Mrs C raised a number of concerns about the care and treatment that her late mother (Mrs A) received at the Victoria Hospital during two separate admissions. Mrs A was taken to hospital with symptoms suggestive of a stroke. Tests showed that she had a lung tumour, and a biopsy (tissue sample) was taken several days later. She was discharged, but was readmitted four days later having suffered a major stroke. Mrs A died three months later.

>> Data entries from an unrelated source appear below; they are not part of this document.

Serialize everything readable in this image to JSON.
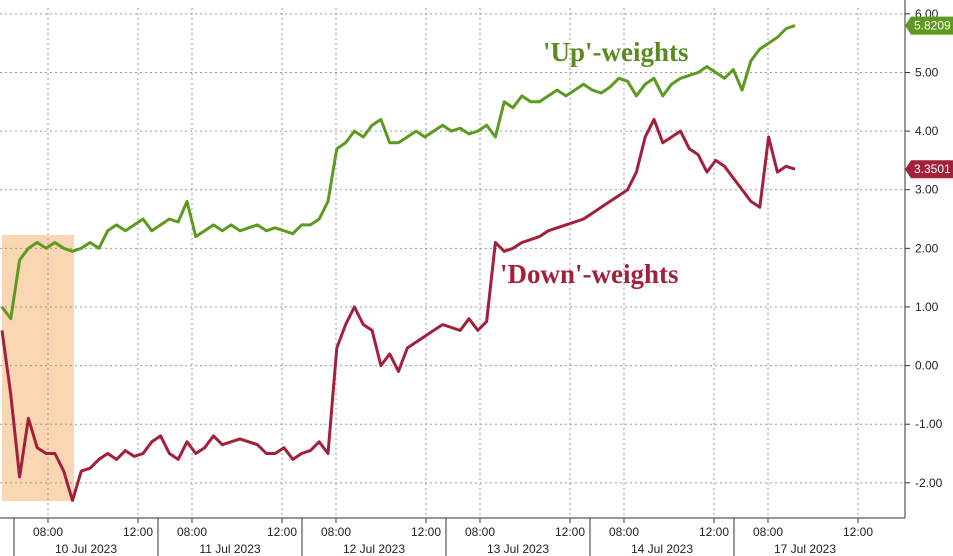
{
  "chart_data": {
    "type": "line",
    "ylim": [
      -2.6,
      6.1
    ],
    "y_ticks": [
      -2,
      -1,
      0,
      1,
      2,
      3,
      4,
      5,
      6
    ],
    "y_tick_labels": [
      "-2.00",
      "-1.00",
      "0.00",
      "1.00",
      "2.00",
      "3.00",
      "4.00",
      "5.00",
      "6.00"
    ],
    "x_tick_labels": [
      "08:00",
      "12:00",
      "08:00",
      "12:00",
      "08:00",
      "12:00",
      "08:00",
      "12:00",
      "08:00",
      "12:00",
      "08:00",
      "12:00"
    ],
    "date_labels": [
      "10 Jul 2023",
      "11 Jul 2023",
      "12 Jul 2023",
      "13 Jul 2023",
      "14 Jul 2023",
      "17 Jul 2023"
    ],
    "grid": true,
    "annotations": [
      {
        "text": "'Up'-weights",
        "color": "#5b8a1e"
      },
      {
        "text": "'Down'-weights",
        "color": "#a3203a"
      }
    ],
    "highlight_color": "#f9cfa4",
    "series": [
      {
        "color": "#5e9a1f",
        "last_value_label": "5.8209",
        "values": [
          1.0,
          0.8,
          1.8,
          2.0,
          2.1,
          2.0,
          2.1,
          2.0,
          1.95,
          2.0,
          2.1,
          2.0,
          2.3,
          2.4,
          2.3,
          2.4,
          2.5,
          2.3,
          2.4,
          2.5,
          2.45,
          2.8,
          2.2,
          2.3,
          2.4,
          2.3,
          2.4,
          2.3,
          2.35,
          2.4,
          2.3,
          2.35,
          2.3,
          2.25,
          2.4,
          2.4,
          2.5,
          2.8,
          3.7,
          3.8,
          4.0,
          3.9,
          4.1,
          4.2,
          3.8,
          3.8,
          3.9,
          4.0,
          3.9,
          4.0,
          4.1,
          4.0,
          4.05,
          3.95,
          4.0,
          4.1,
          3.9,
          4.5,
          4.4,
          4.6,
          4.5,
          4.5,
          4.6,
          4.7,
          4.6,
          4.7,
          4.8,
          4.7,
          4.65,
          4.75,
          4.9,
          4.85,
          4.6,
          4.8,
          4.9,
          4.6,
          4.8,
          4.9,
          4.95,
          5.0,
          5.1,
          5.0,
          4.9,
          5.05,
          4.7,
          5.2,
          5.4,
          5.5,
          5.6,
          5.75,
          5.8
        ]
      },
      {
        "color": "#a3203a",
        "last_value_label": "3.3501",
        "values": [
          0.6,
          -0.5,
          -1.9,
          -0.9,
          -1.4,
          -1.5,
          -1.5,
          -1.8,
          -2.3,
          -1.8,
          -1.75,
          -1.6,
          -1.5,
          -1.6,
          -1.45,
          -1.55,
          -1.5,
          -1.3,
          -1.2,
          -1.5,
          -1.6,
          -1.3,
          -1.5,
          -1.4,
          -1.2,
          -1.35,
          -1.3,
          -1.25,
          -1.3,
          -1.35,
          -1.5,
          -1.5,
          -1.4,
          -1.6,
          -1.5,
          -1.45,
          -1.3,
          -1.5,
          0.3,
          0.7,
          1.0,
          0.7,
          0.6,
          0.0,
          0.2,
          -0.1,
          0.3,
          0.4,
          0.5,
          0.6,
          0.7,
          0.65,
          0.6,
          0.8,
          0.6,
          0.75,
          2.1,
          1.95,
          2.0,
          2.1,
          2.15,
          2.2,
          2.3,
          2.35,
          2.4,
          2.45,
          2.5,
          2.6,
          2.7,
          2.8,
          2.9,
          3.0,
          3.3,
          3.9,
          4.2,
          3.8,
          3.9,
          4.0,
          3.7,
          3.6,
          3.3,
          3.5,
          3.4,
          3.2,
          3.0,
          2.8,
          2.7,
          3.9,
          3.3,
          3.4,
          3.35
        ]
      }
    ]
  }
}
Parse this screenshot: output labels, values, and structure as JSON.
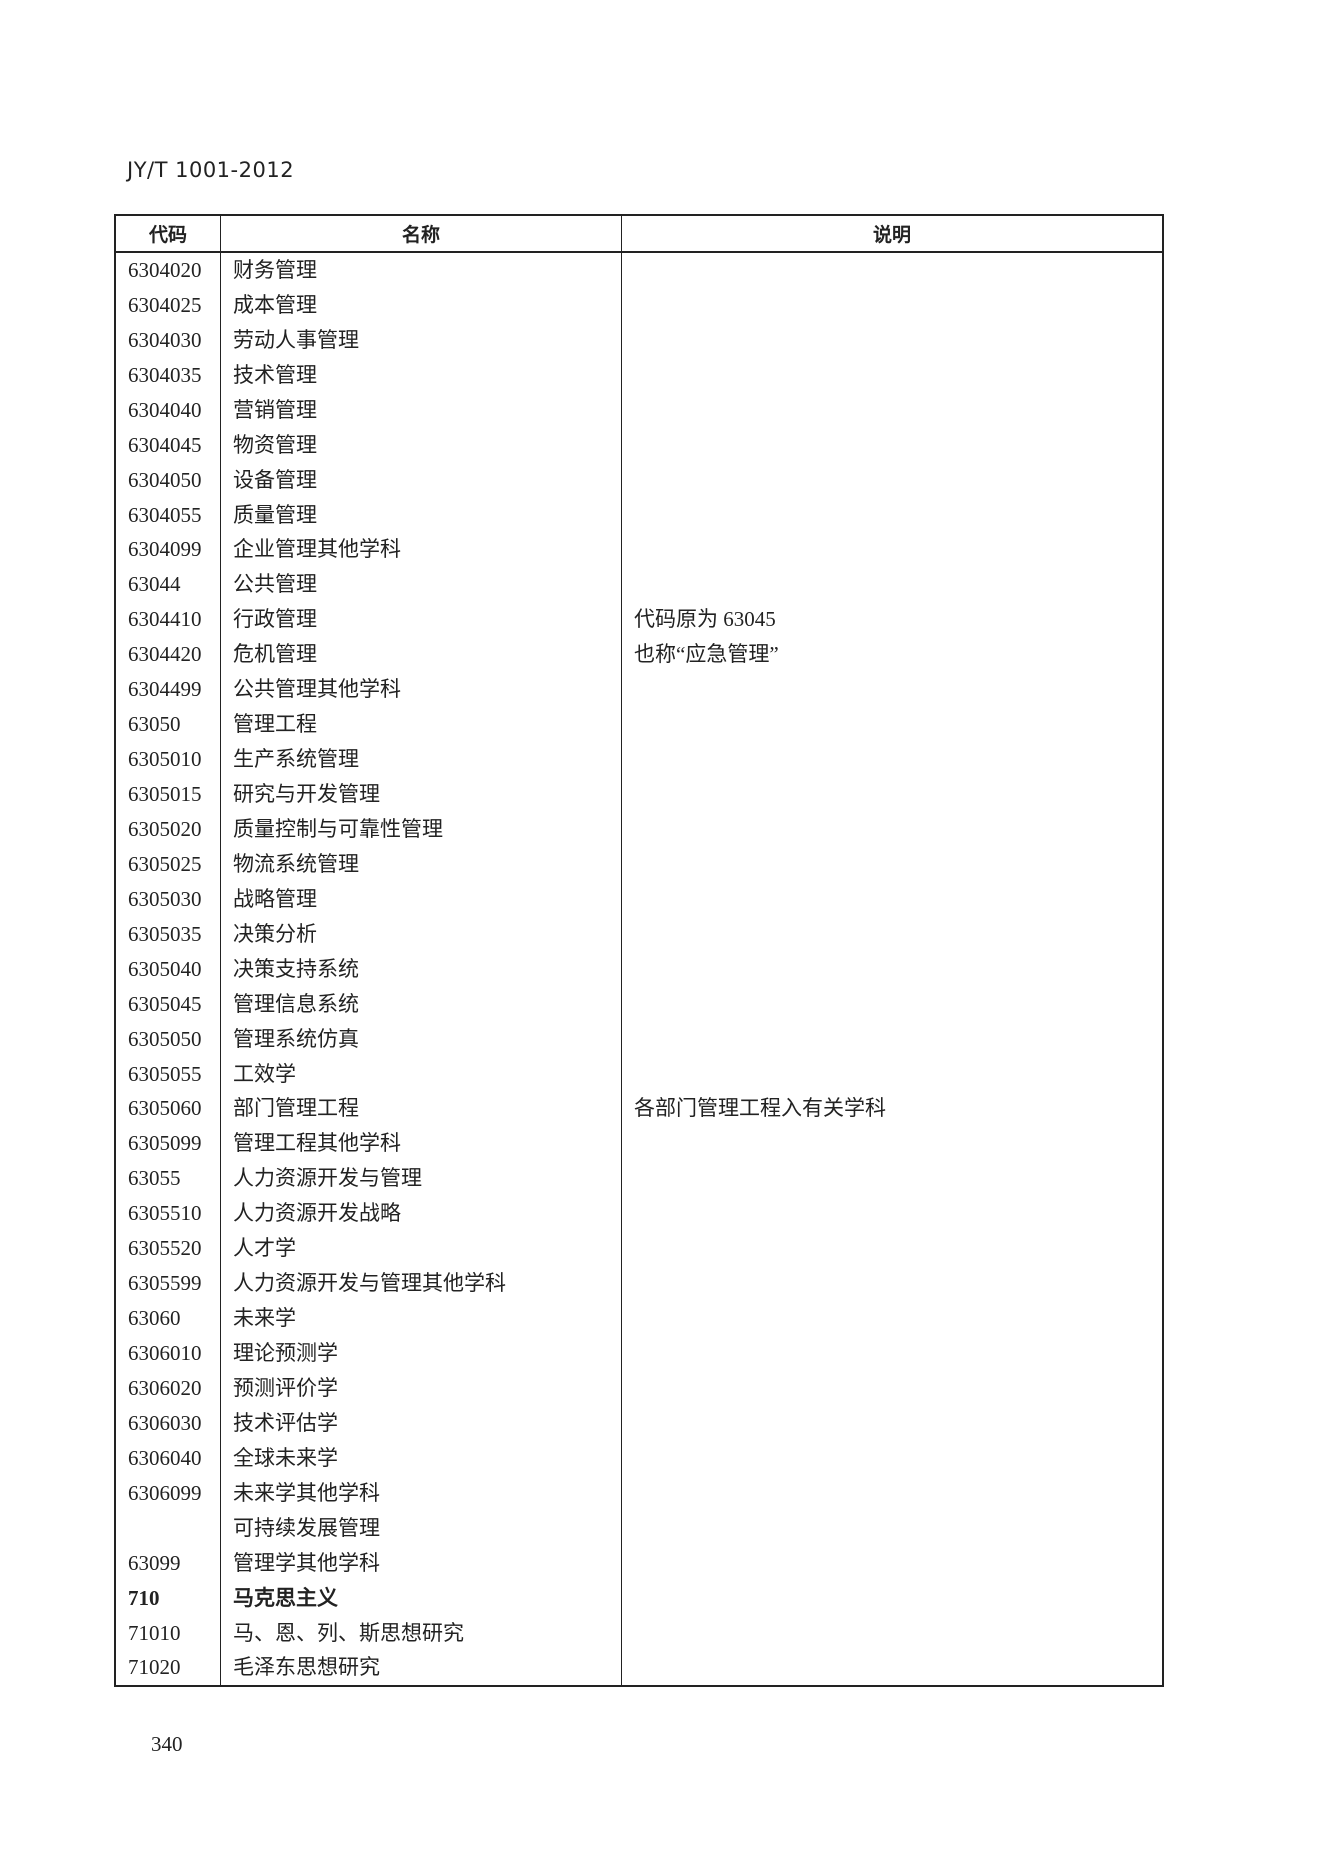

We took independent advice on this case from our nursing adviser and one of our medical advisers, who is a GP. The GP adviser identified that a number of aspects of Mrs A's medical care fell below a reasonable standard. At the time of the first admission, more consideration could have been given to the stroke diagnosis and treatment, and there was an unreasonable delay in the lung biopsy being processed although we took the view that the board had since taken reasonable steps to address this. In respect of the second admission, the GP adviser said there was a lack of communication between specialist stroke staff and the family. We also found that, although Mrs A's medication was managed well on a daily basis, there was a need for more strategic consideration of this. There was delay in providing medication to address Mrs A's high calcium levels and her low mood. In addition, medication for nausea was stopped, and there was no reason for this given in the medical records. Our GP adviser was also critical that there were a number of undated entries in relation to blood results.

We noted that the board had acknowledged Mrs C's concerns that Mrs A's dignity was compromised and that on one occasion she was not properly clothed, and our nursing adviser was satisfied with the measures the board took to address this. In relation to the management of incontinence, pain levels, involvement from speech and language therapy and dieticians, along with Mrs A's care planning and rehabilitation work, there was evidence in the medical records to support that the overall nursing care was of an acceptable standard.

Recommendations

We recommended that the board:

  • apologise to Mrs C for the failings we identified; and
  • review the comments of our GP adviser on this complaint and reflect on the decision-making processes used by GPs individually and collectively in assessing Mrs A, and provide us with evidence of this reflection having taken place and its outcome.